В фундаментальном смысле задумка Вейль относительно медсестер на передовой была не столько планом, сколько жестом в сторону красоты и добра. Однажды она пала на колени перед образами в рыбацкой деревне в Португалии и фресками в Италии, она пала на колени в Солемском аббатстве, слушая григорианские песнопения, – и теперь она словно опускалась на колени перед этой удивительной картиной страдания и самопожертвования, которую себе представила. Это был ее способ отвести внимание зрителя от многочисленных примеров цинизма, жестокости и черствости и обратить его на этот воображаемый акт добра. «Никакой символ не может лучше выразить наше воодушевление, чем предлагаемый здесь женский отряд. Простая стойкость в некоем служении человечности в самой гуще битвы, в наивысшей точке дикости, будет ярким вызовом той дикости, которую выбрал наш враг и навязывает нам… Небольшая группа женщин, день за днем выказывающих храбрость такого рода, будет зрелищем настолько новым, настолько значительным и несущим столь яркий смысл, что будет поражать воображение больше, чем все приемы, изобретенные до сего дня Гитлером»[461].

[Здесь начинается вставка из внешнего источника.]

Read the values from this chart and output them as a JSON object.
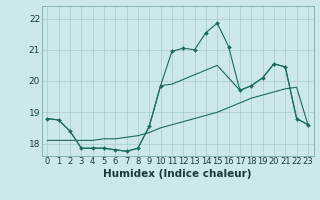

Было бы преуменьшением назвать этот план непрактичным – как и многое другое в жизни и творчестве Вейль. Но его непрактичность, как и в случае с действиями жителей деревни Ле-Шамбон, не умаляет его важности – наоборот. Живя в Марселе и пытаясь отыскать пути сопротивления, Вейль написала небольшое эссе под названием «Мораль и литература», затрагивающее тему добра. Она противопоставляет легкость изображения добра в искусстве и трудность его воплощения в жизни. Почему так? Писатель в романе или художник на холсте может изобразить что угодно – но в жизни, замечает Вейль, это невозможно. В отличие от мира искусства, мир вещей подчинен силе тяжести. По этой причине, утверждает Вейль, «человек, который, спускаясь по лестнице, промахивается мимо перил и падает, представляет собой печальное и неинтересное зрелище». Но мы никогда не устанем от вида «человека, который поднимается по воздуху к облакам, а затем ступает вниз, словно по лестнице». Без паузы Вейль заявляет, что «то же самое происходит с чистым добром». Если бы мы, живя свою жизнь, вдруг увидели такое «непостижимое чудо»[462], разве мы не были бы потрясены – возможно, даже преображены – этим зрелищем?